The music festival is a free, non-ticketed event open to the public on a first-come basis. In the past, the event has drawn over 150,000 people over the three days.
“The NCAA March Madness Music Festival is one of the premier events of Final Four weekend that allows all fans, including those without tickets to the games, the opportunity to enjoy the atmosphere surrounding the basketball championship, while also listening to top musical acts,” said Dan Gavitt, NCAA vice president of men’s basketball championships.
The event is broken down into three days: the AT&T Block Party – Friday, April 4 (4-10:30 p.m.); the Coco-Cola Zero™ Countdown – Saturday, April 5 (Noon-9 p.m.); and the Capital One JamFest – Sunday, April 6 (3-10:30 p.m.).

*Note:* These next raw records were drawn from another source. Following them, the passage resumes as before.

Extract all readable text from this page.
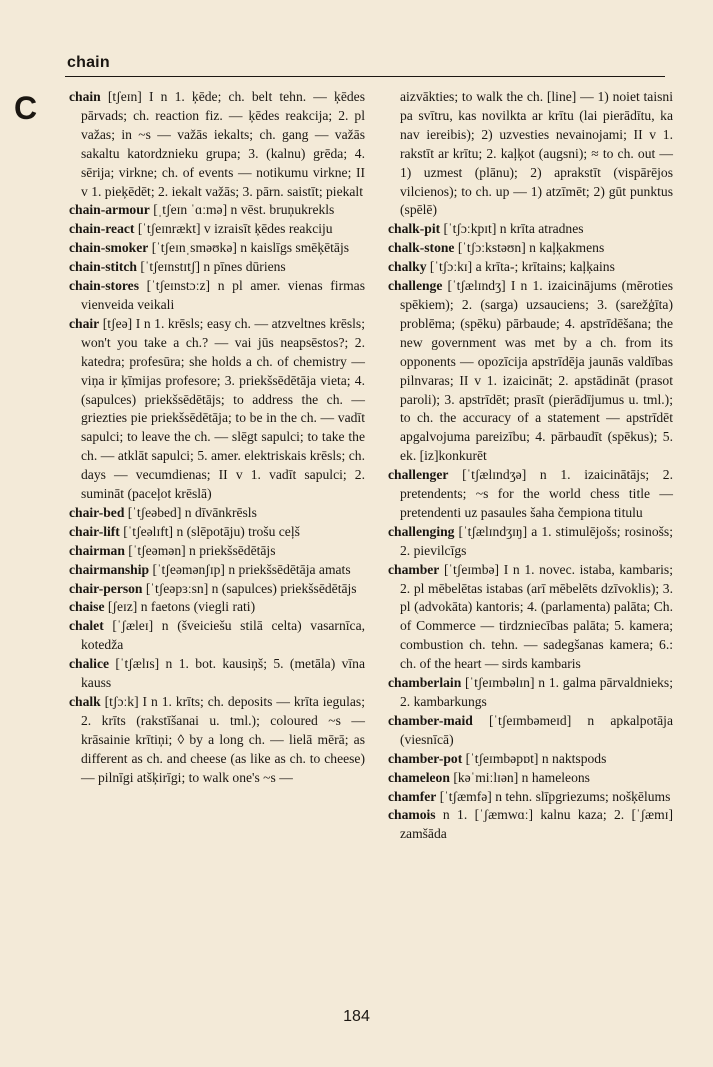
chain
C chain [tʃeɪn] I n 1. ķēde; ch. belt tehn. — ķēdes pārvads; ch. reaction fiz. — ķēdes reakcija; 2. pl važas; in ~s — važās iekalts; ch. gang — važās sakaltu katordznieku grupa; 3. (kalnu) grēda; 4. sērija; virkne; ch. of events — notikumu virkne; II v 1. pieķēdēt; 2. iekalt važās; 3. pārn. saistīt; piekalt

chain-armour [ˌtʃeɪn ˈɑːmə] n vēst. bruņukrekls

chain-react [ˈtʃeɪnrækt] v izraisīt ķēdes reakciju

chain-smoker [ˈtʃeɪnˌsməʊkə] n kaislīgs smēķētājs

chain-stitch [ˈtʃeɪnstɪtʃ] n pīnes dūriens

chain-stores [ˈtʃeɪnstɔːz] n pl amer. vienas firmas vienveida veikali

chair [tʃeə] I n 1. krēsls; easy ch. — atzveltnes krēsls; won't you take a ch.? — vai jūs neapsēstos?; 2. katedra; profesūra; she holds a ch. of chemistry — viņa ir ķīmijas profesore; 3. priekšsēdētāja vieta; 4. (sapulces) priekšsēdētājs; to address the ch. — griezties pie priekšsēdētāja; to be in the ch. — vadīt sapulci; to leave the ch. — slēgt sapulci; to take the ch. — atklāt sapulci; 5. amer. elektriskais krēsls; ch. days — vecumdienas; II v 1. vadīt sapulci; 2. sumināt (paceļot krēslā)

chair-bed [ˈtʃeəbed] n dīvānkrēsls

chair-lift [ˈtʃeəlɪft] n (slēpotāju) trošu ceļš

chairman [ˈtʃeəmən] n priekšsēdētājs

chairmanship [ˈtʃeəmənʃɪp] n priekšsēdētāja amats

chair-person [ˈtʃeəpɜːsn] n (sapulces) priekšsēdētājs

chaise [ʃeɪz] n faetons (viegli rati)

chalet [ˈʃæleɪ] n (šveiciešu stilā celta) vasarnīca, kotedža

chalice [ˈtʃælɪs] n 1. bot. kausiņš; 5. (metāla) vīna kauss

chalk [tʃɔːk] I n 1. krīts; ch. deposits — krīta iegulas; 2. krīts (rakstīšanai u. tml.); coloured ~s — krāsainie krītiņi; ◊ by a long ch. — lielā mērā; as different as ch. and cheese (as like as ch. to cheese) — pilnīgi atšķirīgi; to walk one's ~s —

aizvākties; to walk the ch. [line] — 1) noiet taisni pa svītru, kas novilkta ar krītu (lai pierādītu, ka nav iereibis); 2) uzvesties nevainojami; II v 1. rakstīt ar krītu; 2. kaļķot (augsni); ≈ to ch. out — 1) uzmest (plānu); 2) aprakstīt (vispārējos vilcienos); to ch. up — 1) atzīmēt; 2) gūt punktus (spēlē)

chalk-pit [ˈtʃɔːkpɪt] n krīta atradnes

chalk-stone [ˈtʃɔːkstəʊn] n kaļķakmens

chalky [ˈtʃɔːkɪ] a krīta-; krītains; kaļķains

challenge [ˈtʃælɪndʒ] I n 1. izaicinājums (mēroties spēkiem); 2. (sarga) uzsauciens; 3. (sarežģīta) problēma; (spēku) pārbaude; 4. apstrīdēšana; the new government was met by a ch. from its opponents — opozīcija apstrīdēja jaunās valdības pilnvaras; II v 1. izaicināt; 2. apstādināt (prasot paroli); 3. apstrīdēt; prasīt (pierādījumus u. tml.); to ch. the accuracy of a statement — apstrīdēt apgalvojuma pareizību; 4. pārbaudīt (spēkus); 5. ek. [iz]konkurēt

challenger [ˈtʃælɪndʒə] n 1. izaicinātājs; 2. pretendents; ~s for the world chess title — pretendenti uz pasaules šaha čempiona titulu

challenging [ˈtʃælɪndʒɪŋ] a 1. stimulējošs; rosinošs; 2. pievilcīgs

chamber [ˈtʃeɪmbə] I n 1. novec. istaba, kambaris; 2. pl mēbelētas istabas (arī mēbelēts dzīvoklis); 3. pl (advokāta) kantoris; 4. (parlamenta) palāta; Ch. of Commerce — tirdzniecības palāta; 5. kamera; combustion ch. tehn. — sadegšanas kamera; 6.: ch. of the heart — sirds kambaris

chamberlain [ˈtʃeɪmbəlɪn] n 1. galma pārvaldnieks; 2. kambarkungs

chamber-maid [ˈtʃeɪmbəmeɪd] n apkalpotāja (viesnīcā)

chamber-pot [ˈtʃeɪmbəpɒt] n naktspods

chameleon [kəˈmiːlɪən] n hameleons

chamfer [ˈtʃæmfə] n tehn. slīpgriezums; nošķēlums

chamois n 1. [ˈʃæmwɑː] kalnu kaza; 2. [ˈʃæmɪ] zamšāda

184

The performing acts for the 2014 March Madness Music Festival will be announced at a later date. Past performers include Dave Mathews Band, Kenny Chesney, Sting, Jimmy Buffet, The Black Keys, Muse, Zac Brown Band, LL Cool J, The Kings of Leon, among others.
To get the latest information about the music festival, and all NCAA Men’s Final Four events, visit www.NCAA.com/finalfour.

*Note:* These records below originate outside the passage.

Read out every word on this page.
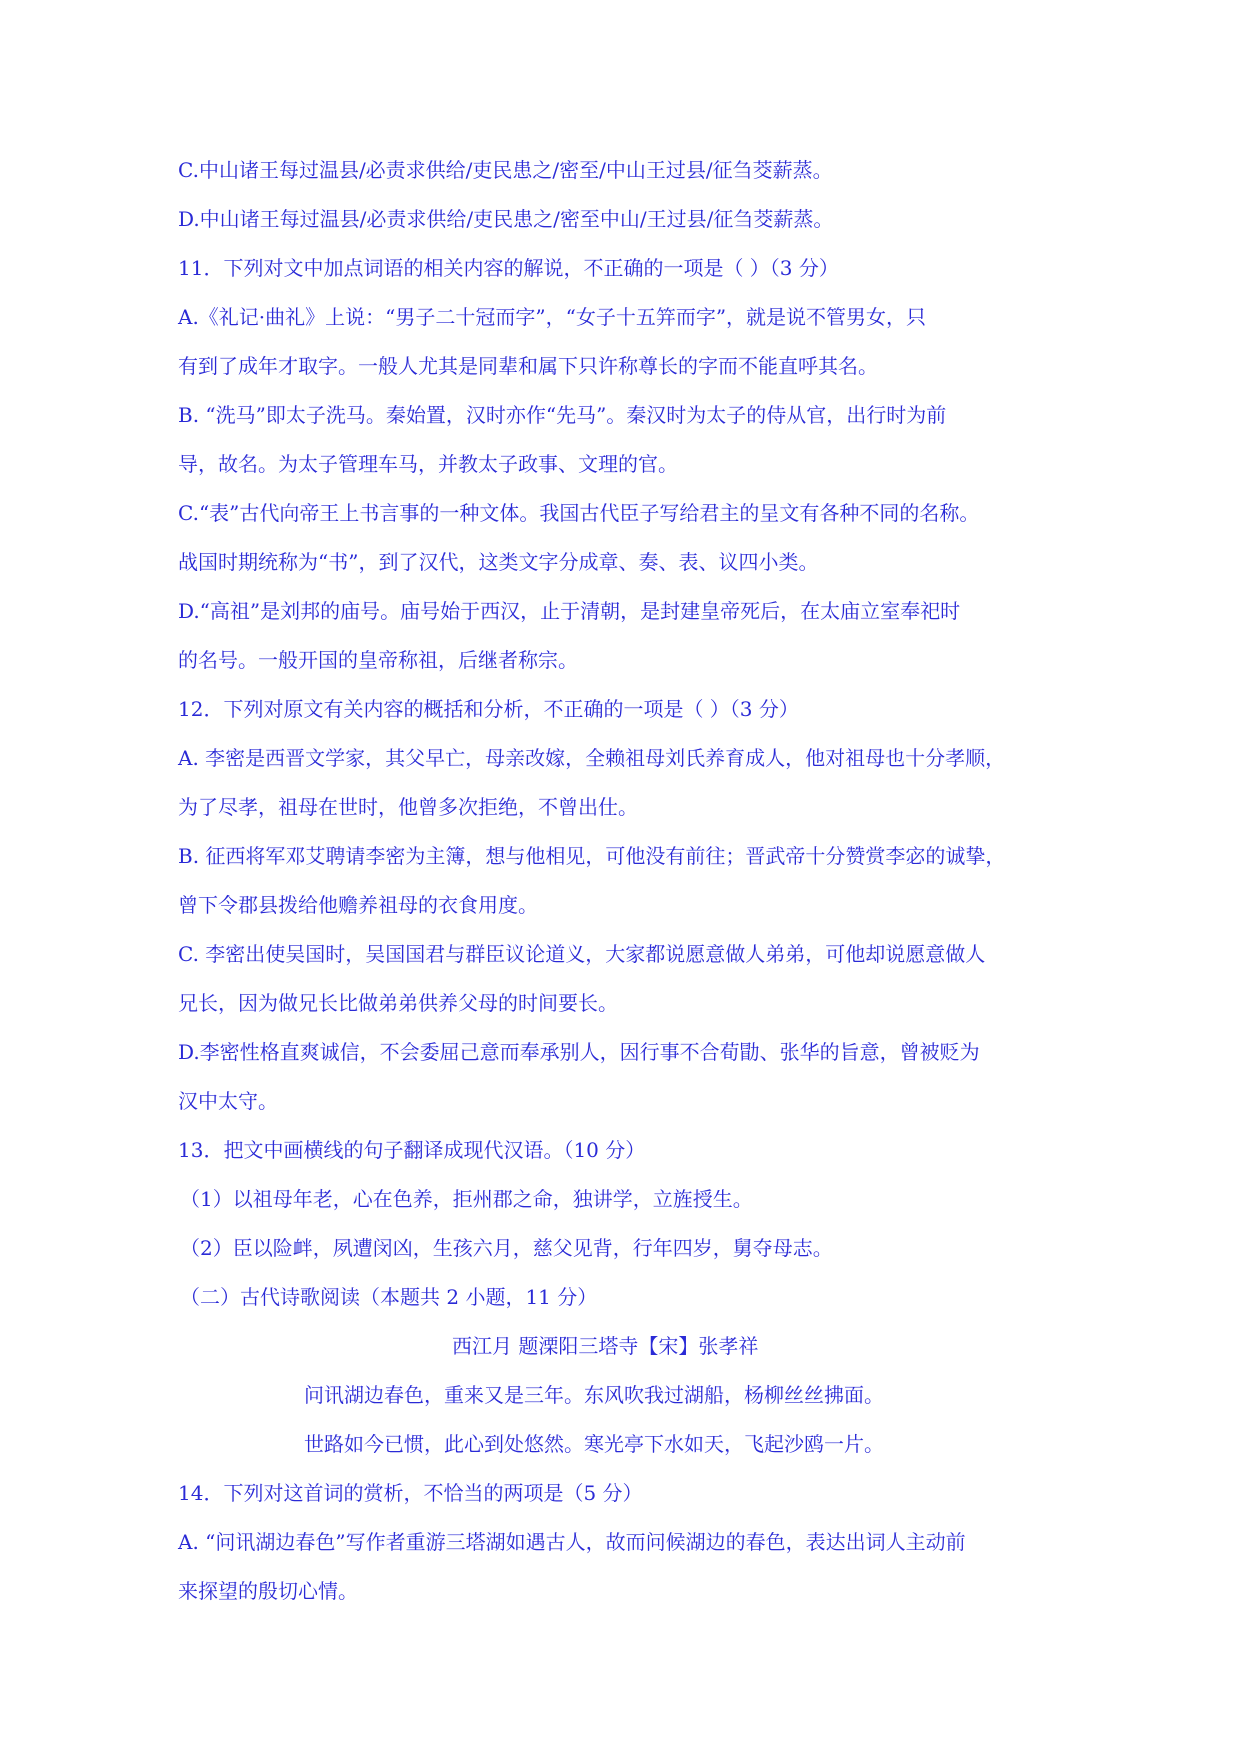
C.中山诸王每过温县/必责求供给/吏民患之/密至/中山王过县/征刍茭薪蒸。
D.中山诸王每过温县/必责求供给/吏民患之/密至中山/王过县/征刍茭薪蒸。
11．下列对文中加点词语的相关内容的解说，不正确的一项是（ ）（3 分）
A.《礼记·曲礼》上说：“男子二十冠而字”，“女子十五笄而字”，就是说不管男女，只
有到了成年才取字。一般人尤其是同辈和属下只许称尊长的字而不能直呼其名。
B. “洗马”即太子洗马。秦始置，汉时亦作“先马”。秦汉时为太子的侍从官，出行时为前
导，故名。为太子管理车马，并教太子政事、文理的官。
C.“表”古代向帝王上书言事的一种文体。我国古代臣子写给君主的呈文有各种不同的名称。
战国时期统称为“书”，到了汉代，这类文字分成章、奏、表、议四小类。
D.“高祖”是刘邦的庙号。庙号始于西汉，止于清朝，是封建皇帝死后，在太庙立室奉祀时
的名号。一般开国的皇帝称祖，后继者称宗。
12．下列对原文有关内容的概括和分析，不正确的一项是（ ）（3 分）
A. 李密是西晋文学家，其父早亡，母亲改嫁，全赖祖母刘氏养育成人，他对祖母也十分孝顺，
为了尽孝，祖母在世时，他曾多次拒绝，不曾出仕。
B. 征西将军邓艾聘请李密为主簿，想与他相见，可他没有前往；晋武帝十分赞赏李宓的诚挚，
曾下令郡县拨给他赡养祖母的衣食用度。
C. 李密出使吴国时，吴国国君与群臣议论道义，大家都说愿意做人弟弟，可他却说愿意做人
兄长，因为做兄长比做弟弟供养父母的时间要长。
D.李密性格直爽诚信，不会委屈己意而奉承别人，因行事不合荀勖、张华的旨意，曾被贬为
汉中太守。
13．把文中画横线的句子翻译成现代汉语。（10 分）
（1）以祖母年老，心在色养，拒州郡之命，独讲学，立旌授生。
（2）臣以险衅，夙遭闵凶，生孩六月，慈父见背，行年四岁，舅夺母志。
（二）古代诗歌阅读（本题共 2 小题，11 分）
西江月 题溧阳三塔寺【宋】张孝祥
问讯湖边春色，重来又是三年。东风吹我过湖船，杨柳丝丝拂面。
世路如今已惯，此心到处悠然。寒光亭下水如天，飞起沙鸥一片。
14．下列对这首词的赏析，不恰当的两项是（5 分）
A. “问讯湖边春色”写作者重游三塔湖如遇古人，故而问候湖边的春色，表达出词人主动前
来探望的殷切心情。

“The area [former Reunion Arena location] holds significance as the site for the 1986 NCAA Final Four so it has history for North Texas residents and local fans, which will make the music festival even more memorable for those who attend,” said Gavitt. “The site is a great location for a concert and it’s close to hotels and the highway, which is fantastic for out-of-town guests and locals. We also want to take this opportunity to thank the North Texas Local Organizing Committee for all of their hard work and John Scovell and Woodbine Development for making this possible. Plans are coming together nicely.”
The 1986 NCAA Men’s Final Four was played at Reunion Arena as Louisville defeated Duke, 72-69, to win the men’s basketball national championship. Kansas and LSU were the two other teams that advanced to the Men’s Final Four that year, the only other time it was held in North Texas.

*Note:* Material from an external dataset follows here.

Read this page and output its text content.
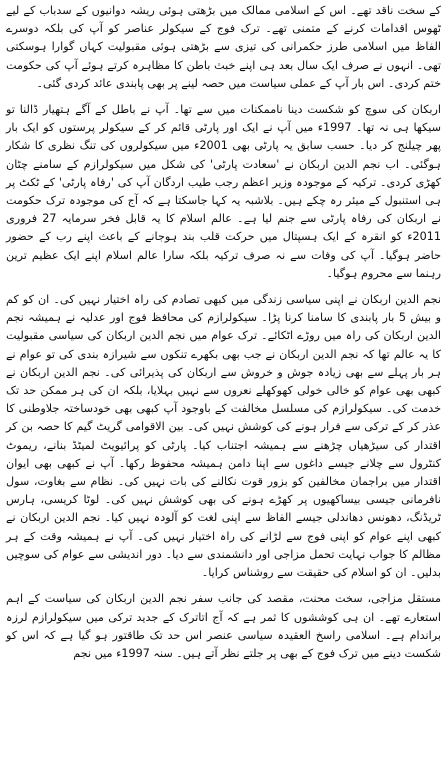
کے سخت ناقد تھے۔ اس کے اسلامی ممالک میں بڑھتی ہوئی ریشہ دوانیوں کے سدباب کے لیے ٹھوس اقدامات کرنے کے متمنی تھے۔ ترک فوج کے سیکولر عناصر کو آپ کی بلکہ دوسرے الفاظ میں اسلامی طرز حکمرانی کی تیزی سے بڑھتی ہوئی مقبولیت کہاں گوارا ہوسکتی تھی۔ انہوں نے صرف ایک سال بعد ہی اپنے خبث باطن کا مظاہرہ کرتے ہوئے آپ کی حکومت ختم کردی۔ اس بار آپ کے عملی سیاست میں حصہ لینے پر بھی پابندی عائد کردی گئی۔

اربکان کی سوچ کو شکست دینا ناممکنات میں سے تھا۔ آپ نے باطل کے آگے ہتھیار ڈالنا تو سیکھا ہی نہ تھا۔ 1997ء میں آپ نے ایک اور پارٹی قائم کر کے سیکولر پرستوں کو ایک بار پھر چیلنج کر دیا۔ حسب سابق یہ پارٹی بھی 2001ء میں سیکولروں کی تنگ نظری کا شکار ہوگئی۔ اب نجم الدین اربکان نے 'سعادت پارٹی' کی شکل میں سیکولرازم کے سامنے چٹان کھڑی کردی۔ ترکیہ کے موجودہ وزیر اعظم رجب طیب اردگان آپ کی 'رفاہ پارٹی' کے ٹکٹ پر ہی استنبول کے میئر رہ چکے ہیں۔ بلاشبہ یہ کہا جاسکتا ہے کہ آج کی موجودہ ترک حکومت نے اربکان کی رفاہ پارٹی سے جنم لیا ہے۔ عالم اسلام کا یہ قابل فخر سرمایہ 27 فروری 2011ء کو انقرہ کے ایک ہسپتال میں حرکت قلب بند ہوجانے کے باعث اپنے رب کے حضور حاضر ہوگیا۔ آپ کی وفات سے نہ صرف ترکیہ بلکہ سارا عالم اسلام اپنے ایک عظیم ترین رہنما سے محروم ہوگیا۔

نجم الدین اربکان نے اپنی سیاسی زندگی میں کبھی تصادم کی راہ اختیار نہیں کی۔ ان کو کم و بیش 5 بار پابندی کا سامنا کرنا پڑا۔ سیکولرازم کی محافظ فوج اور عدلیہ نے ہمیشہ نجم الدین اربکان کی راہ میں روڑے اٹکائے۔ ترک عوام میں نجم الدین اربکان کی سیاسی مقبولیت کا یہ عالم تھا کہ نجم الدین اربکان نے جب بھی بکھرے تنکوں سے شیرازہ بندی کی تو عوام نے ہر بار پہلے سے بھی زیادہ جوش و خروش سے اربکان کی پذیرائی کی۔ نجم الدین اربکان نے کبھی بھی عوام کو خالی خولی کھوکھلے نعروں سے نہیں بہلایا، بلکہ ان کی ہر ممکن حد تک خدمت کی۔ سیکولرازم کی مسلسل مخالفت کے باوجود آپ کبھی بھی خودساختہ جلاوطنی کا عذر کر کے ترکی سے فرار ہونے کی کوشش نہیں کی۔ بین الاقوامی گریٹ گیم کا حصہ بن کر اقتدار کی سیڑھیاں چڑھنے سے ہمیشہ اجتناب کیا۔ پارٹی کو پرائیویٹ لمیٹڈ بنانے، ریموٹ کنٹرول سے چلانے جیسے داغوں سے اپنا دامن ہمیشہ محفوظ رکھا۔ آپ نے کبھی بھی ایوان اقتدار میں براجمان مخالفین کو بزور قوت نکالنے کی بات نہیں کی۔ نظام سے بغاوت، سول نافرمانی جیسی بیساکھیوں پر کھڑے ہونے کی بھی کوشش نہیں کی۔ لوٹا کریسی، ہارس ٹریڈنگ، دھونس دھاندلی جیسے الفاظ سے اپنی لغت کو آلودہ نہیں کیا۔ نجم الدین اربکان نے کبھی اپنے عوام کو اپنی فوج سے لڑانے کی راہ اختیار نہیں کی۔ آپ نے ہمیشہ وقت کے ہر مظالم کا جواب نہایت تحمل مزاجی اور دانشمندی سے دیا۔ دور اندیشی سے عوام کی سوچیں بدلیں۔ ان کو اسلام کی حقیقت سے روشناس کرایا۔

مستقل مزاجی، سخت محنت، مقصد کی جانب سفر نجم الدین اربکان کی سیاست کے اہم استعارے تھے۔ ان ہی کوششوں کا ثمر ہے کہ آج اتاترک کے جدید ترکی میں سیکولرازم لرزہ براندام ہے۔ اسلامی راسخ العقیدہ سیاسی عنصر اس حد تک طاقتور ہو گیا ہے کہ اس کو شکست دینے میں ترک فوج کے بھی پر جلتے نظر آتے ہیں۔ سنہ 1997ء میں نجم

Reunion Arena opened in April 1980 and was the home of NBA’s Dallas Mavericks from 1980-2001 and the NHL’s Dallas Stars from 1993-2001. Both franchises moved to the American Airlines Center in 2001. Reunion arena also played host to some of the biggest concert acts of all-time, including The Rolling Stones, Paul McCartney, Garth Brooks, U2, Michael Jackson, Frank Sinatra and Bruce Springsteen and the E Street Band.
Reunion Arena officially closed in June 2008 and was demolished in November 2009.